I was doing some snooping through old threads and thought this was worth bringing back.
Without a doubt once you enter into the catagory of tying and fishing streamer flies there is only one level left, salmon flies & fishing. The materials that one must gather and the skills that are developed in the construction of the classic feather wing streamers and the buck tail flies are on a par with the salmon flies and their tiers.
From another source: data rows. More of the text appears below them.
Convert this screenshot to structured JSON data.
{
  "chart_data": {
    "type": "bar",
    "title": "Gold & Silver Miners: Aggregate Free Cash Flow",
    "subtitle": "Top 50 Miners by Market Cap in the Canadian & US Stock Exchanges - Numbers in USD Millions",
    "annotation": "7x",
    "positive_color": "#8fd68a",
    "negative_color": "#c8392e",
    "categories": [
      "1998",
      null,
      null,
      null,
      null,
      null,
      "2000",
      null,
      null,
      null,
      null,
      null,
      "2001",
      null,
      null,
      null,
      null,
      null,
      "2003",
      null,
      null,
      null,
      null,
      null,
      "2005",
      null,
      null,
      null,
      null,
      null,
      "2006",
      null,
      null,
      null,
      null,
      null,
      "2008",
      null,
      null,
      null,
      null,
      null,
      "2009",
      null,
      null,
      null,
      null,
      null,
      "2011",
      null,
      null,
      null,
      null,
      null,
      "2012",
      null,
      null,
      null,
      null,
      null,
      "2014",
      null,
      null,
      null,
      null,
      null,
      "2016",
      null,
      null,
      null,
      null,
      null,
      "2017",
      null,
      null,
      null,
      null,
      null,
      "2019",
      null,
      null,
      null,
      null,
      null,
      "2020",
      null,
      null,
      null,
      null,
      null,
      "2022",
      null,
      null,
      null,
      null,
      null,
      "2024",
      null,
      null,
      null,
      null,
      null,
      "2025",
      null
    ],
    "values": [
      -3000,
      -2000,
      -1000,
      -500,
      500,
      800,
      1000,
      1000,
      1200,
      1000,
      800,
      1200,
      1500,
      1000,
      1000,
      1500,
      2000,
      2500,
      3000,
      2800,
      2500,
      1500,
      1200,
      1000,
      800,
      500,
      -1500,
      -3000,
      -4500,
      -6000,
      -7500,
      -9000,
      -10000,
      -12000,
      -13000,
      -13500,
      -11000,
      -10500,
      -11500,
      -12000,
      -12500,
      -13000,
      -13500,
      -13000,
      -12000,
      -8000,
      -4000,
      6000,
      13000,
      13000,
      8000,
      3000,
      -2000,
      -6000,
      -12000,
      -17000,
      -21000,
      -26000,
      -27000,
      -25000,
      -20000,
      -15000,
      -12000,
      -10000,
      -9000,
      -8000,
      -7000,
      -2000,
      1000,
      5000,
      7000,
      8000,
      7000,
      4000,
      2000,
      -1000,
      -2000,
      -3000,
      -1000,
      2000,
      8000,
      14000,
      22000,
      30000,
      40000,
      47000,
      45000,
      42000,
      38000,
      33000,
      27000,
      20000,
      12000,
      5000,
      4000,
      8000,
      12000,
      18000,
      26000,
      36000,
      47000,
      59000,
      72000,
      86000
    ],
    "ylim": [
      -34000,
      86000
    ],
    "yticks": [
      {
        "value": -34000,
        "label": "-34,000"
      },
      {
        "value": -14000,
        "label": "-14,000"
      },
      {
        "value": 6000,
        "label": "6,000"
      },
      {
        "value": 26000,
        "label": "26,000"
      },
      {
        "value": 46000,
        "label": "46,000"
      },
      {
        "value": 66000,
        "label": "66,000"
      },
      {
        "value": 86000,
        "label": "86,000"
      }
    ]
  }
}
But it's not just about collecting materials is it; the feel, the thud, transmitted from the point of the hook all the way into the flesh of your rod hand is what makes a streamer fisherman. I love fishing, I loved bait fishing when I was a kid and the use of spinning lures as I gained experience, fly fishing was always the goal but it wasn't as easy as I thought it would be. I dabbled in every style that was related to the craft of fly fishing but when I felt my first 'dead stop thud' with one of my streamers tied on, well that pretty much cast the die through which everything else would have to pass and compare. I've been tying streamers since I made my very first fly it's been a learning experience since I was in the early teens and I'm still at it.
One thing that I know for sure is that my stubborn dogged pursuit of becoming a good streamer fisherman led directly to my success as a salmon fisherman. The art of controlling a submerged streamer fly, carefully guiding its course to the known lie of a brown trout or Brookie is the same skill needed to fish for salmon. I say this to those who dream of salmon fishing and of using classic style flies and presentation to fulfill that dream. If you have an eye on that ultimate fly fishing goal, then use every trout fishing trip as a salmon or steelhead training run. I spent innumerable years fishing the waters of North Central Pennsylvania until the ice and cold drove me off for the winter. When I was out there swinging those flies in creeks with names like Lycoming, Loyalsock and Big Pine, in my mind I was fishing the extreme North West Coast Rivers. Places I had not yet been but knew somehow I would and yes, Alaska the last frontier. I am thankful for all the time I spent fishing those big wet flies in my old home waters because it was that which made things easy here.
Just like collecting dry fly supplies the gathering of materials for streamer tying is a life work.
Pictured here are two of my favorite streamer rods and both are used here every year still. The Graphite is an Orvis PM-10 9' #5 with a CFO IV as it's reel. The cane rod is a custom build by the Orvis rod shop from days gone by, an 8' #6 with a Hardy Princess that it was built to balance. Only God knows how many hours we've spent together.
The flies are a big part of the draw, here is an old pattern and a very effective one, The Light Spruce.
An equal to it's mirrored pattern the 'Light' is The Dark Spruce.
Some old patterns that I simply enjoy tying and fishing;
I am fully aware that no discussion of streamer fishing can go forward without paying just dues to the venerable Woolly Bugger and the Buck Tail flies. Although I failed to include an original Olive & Black Bugger in the shot I do keep a bunch handy. The Bugger is probably the one pattern that I have seen the most variations of in all my experience with flies.
In My Buck Tail wallet I carry a few Thunder Creek patterns, a few Muddler variations, and a whole bunch of Whitlock Sculpins. The sculpin has proven itself to be a good answer when my pretty flies just can't seem to turn up a trout. They have also caught a good number of Silver (Coho) salmon.
That makes three threads, Dries, Nymphs & Wets, and Streamers. I could have tucked these away in my blog pages but decided with winter upon us I would stick some stuff out here on the discussion board to see if others will join in with pictures and stories.